The commissaries also sold tobacco, kerosene, salt, matches, work shoes, work clothes and other necessary items.

The Carter farm produced cash crops such as peanuts and cotton, as well as garden crops for the family. Like many farmers, nearly everything they consumed around the dinner table came from their own soil; potatoes, corn, sweet potatoes, tomatoes, beans and peas. They milked eight cows twice a day and slaughtered up to forty pigs in the winter.

President Carter’s life gives proof to the old adage in my part of the country that hard work never killed anyone. He went to work on the farm at an early age. One can find no complaints in his writings other than his dislike of the miserable process of “mopping cotton.” To prevent destruction of the cotton crop by the ever present plague of insatiable  boll weevils, each plant had to be “mopped” during the fiery hot days of summer. The process consisted of bathing each plant with a mixture of water, molasses and arsenic. At the end of the day, Carter writes that his pants were so encrusted with sugar that they could stand up alone.

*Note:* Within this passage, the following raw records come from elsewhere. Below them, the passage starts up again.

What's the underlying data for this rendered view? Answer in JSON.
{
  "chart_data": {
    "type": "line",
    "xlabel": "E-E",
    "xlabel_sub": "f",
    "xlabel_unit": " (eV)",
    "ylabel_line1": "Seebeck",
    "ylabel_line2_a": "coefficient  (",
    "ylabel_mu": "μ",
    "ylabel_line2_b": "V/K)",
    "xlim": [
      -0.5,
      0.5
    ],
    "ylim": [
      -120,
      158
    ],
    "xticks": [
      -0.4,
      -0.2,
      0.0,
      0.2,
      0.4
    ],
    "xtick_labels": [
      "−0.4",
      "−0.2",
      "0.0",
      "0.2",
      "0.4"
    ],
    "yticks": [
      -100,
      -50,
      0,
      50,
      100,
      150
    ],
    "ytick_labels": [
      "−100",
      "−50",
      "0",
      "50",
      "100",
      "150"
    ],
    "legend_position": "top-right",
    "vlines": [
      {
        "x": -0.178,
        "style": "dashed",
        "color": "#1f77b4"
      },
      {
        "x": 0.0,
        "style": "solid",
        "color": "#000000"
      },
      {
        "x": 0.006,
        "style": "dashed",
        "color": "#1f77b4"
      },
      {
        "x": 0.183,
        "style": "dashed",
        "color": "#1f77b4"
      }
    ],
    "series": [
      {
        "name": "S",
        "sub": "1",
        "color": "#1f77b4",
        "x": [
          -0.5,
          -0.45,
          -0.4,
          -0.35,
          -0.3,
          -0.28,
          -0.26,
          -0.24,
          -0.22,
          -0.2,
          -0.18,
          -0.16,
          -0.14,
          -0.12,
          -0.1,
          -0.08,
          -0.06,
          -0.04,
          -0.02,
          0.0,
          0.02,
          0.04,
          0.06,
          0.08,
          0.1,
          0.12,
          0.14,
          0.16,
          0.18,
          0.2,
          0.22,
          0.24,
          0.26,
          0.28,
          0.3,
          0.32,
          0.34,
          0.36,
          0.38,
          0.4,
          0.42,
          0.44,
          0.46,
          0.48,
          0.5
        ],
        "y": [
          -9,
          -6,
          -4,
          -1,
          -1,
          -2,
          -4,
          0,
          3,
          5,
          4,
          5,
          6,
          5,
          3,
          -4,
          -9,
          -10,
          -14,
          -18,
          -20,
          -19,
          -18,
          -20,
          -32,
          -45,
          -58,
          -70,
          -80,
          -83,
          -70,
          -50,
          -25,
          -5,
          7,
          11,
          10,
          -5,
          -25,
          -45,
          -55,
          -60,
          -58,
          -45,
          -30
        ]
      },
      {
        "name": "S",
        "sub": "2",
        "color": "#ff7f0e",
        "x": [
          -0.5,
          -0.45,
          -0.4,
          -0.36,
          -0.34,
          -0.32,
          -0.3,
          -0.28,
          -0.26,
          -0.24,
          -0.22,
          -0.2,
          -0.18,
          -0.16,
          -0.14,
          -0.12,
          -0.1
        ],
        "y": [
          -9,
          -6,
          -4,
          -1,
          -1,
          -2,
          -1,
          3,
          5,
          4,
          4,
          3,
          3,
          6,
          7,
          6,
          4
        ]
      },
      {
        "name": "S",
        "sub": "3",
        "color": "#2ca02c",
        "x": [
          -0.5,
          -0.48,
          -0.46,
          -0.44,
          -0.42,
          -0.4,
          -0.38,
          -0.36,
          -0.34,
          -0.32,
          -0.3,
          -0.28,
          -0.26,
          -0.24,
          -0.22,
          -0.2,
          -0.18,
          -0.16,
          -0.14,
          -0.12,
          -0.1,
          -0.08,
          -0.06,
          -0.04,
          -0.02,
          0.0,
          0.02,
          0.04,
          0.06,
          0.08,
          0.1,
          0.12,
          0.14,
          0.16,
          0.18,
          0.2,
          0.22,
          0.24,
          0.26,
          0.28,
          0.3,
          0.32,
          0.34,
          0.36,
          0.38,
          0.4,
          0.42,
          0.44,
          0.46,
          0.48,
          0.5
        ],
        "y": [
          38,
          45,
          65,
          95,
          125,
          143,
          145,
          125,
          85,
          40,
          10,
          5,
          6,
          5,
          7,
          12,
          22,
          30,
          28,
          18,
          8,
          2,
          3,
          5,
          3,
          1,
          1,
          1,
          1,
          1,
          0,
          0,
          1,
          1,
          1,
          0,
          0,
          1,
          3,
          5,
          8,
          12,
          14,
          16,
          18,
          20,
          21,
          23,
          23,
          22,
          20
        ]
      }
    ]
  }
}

One cannot rightly consider life in the rural South in President Carter’s youth without including the harsh realities of racism and segregation. After returning to Plains from his years of service in the US Navy, Jimmy Carter experienced the boycott of his business on two occasions. Early on, he refused  to join the White Citizens Council, even after his fellow townsmen, recognizing that he was short of money, offered to pay his twenty dollar membership fee. Carter simply replied that he could not contribute to an organization in which he did not believe. When they insisted, the future president quietly took a twenty dollar bill from his pocket and flushed it down the toilet.

On one occasion, Carter’s peanut processing and warehouse business was boycotted because he dared to do business with the local Koinonia Farm, an integrated Christian business and farming community. He continued to supply the people there with seed peanuts and to market their products despite local opposition which was sometimes violent.

Some years later, while he was serving in the Georgia State Senate, after the White Citizens Council had mostly withered away, his business was boycotted when the John Birch Society circulated the rumor that he and his family had been attending a Communist training camp in Alabama while they were away for three weeks on vacation in Mexico. As  Fred Mittag, my fellow contributor to El Ojo, has often reflected, people will believe anything. Carter had to provide the hotel and meal cash register receipts from his Mexican vacation before the boycott ended.

As a boy, Jimmy Carter hunted, fished, played with and worked alongside his black friends. At the age of 14, he became sadly and starkly aware of the invisible racial divisions, an incident vividly described in his poem “The Pasture Gate,” included in his collection Always a Reckoning. On that day, his friends pushed open the pasture gate and stood back to allow him to pass through first. Initially, he assumed it was a joke that his boyhood friends had put a trip-wire in his path or that he was about to step in something. But then, the painful reality struck him:

We only saw it vaguely then,

but were transformed at that place.

A silent line was drawn between

friend and friend, race and race.

His friends’ parents had explained to them that they were no longer children, that they now had to defer to the white boy. I think of that incident each time I stand at that gate by the mule pasture. Such scars endure forever.  In Jimmy Carter’s case, the incident fostered a lifelong quest to combat poverty, racism, cruelty and injustice wherever they are to be found.

Old patterns of established injustices and even cruelties do not die easy deaths. The principal of Plains High School insisted that the building would be integrated only over his dead body. When in 1966, integration became mandatory and came to Plains, the principal went home and shot himself.  Those first black students who came to Plains High School suffered taunts, name calling and spitballs from some others.

As I look at the 1966 yearbook pages, I wonder how many bullies may lurk behind the saccharine smiles. It took great personal courage, true grit, to be Jimmy Carter in southern Georgia during the 1950’s and 60’s, long before he ever entered politics or public life, long before anyone even asked, “Jimmy Who?”

A cousin describes Jimmy Carter as a good Christian man, not a religious person but a man who simply lives what he believes. The guiding light of his faith led Jimmy Carter to the presidency and to a decades long career as a humanitarian, working through the Carter Center to eradicate such horrendous ailments as Guinea worm and river blindness, to mediate between enemy nations, to encourage the democratic process globally and enforce recognition of the rights of women and religious and ethnic minorities. All that by a soft spoken, honest, kindhearted man who invited my wife and me to come back to his church.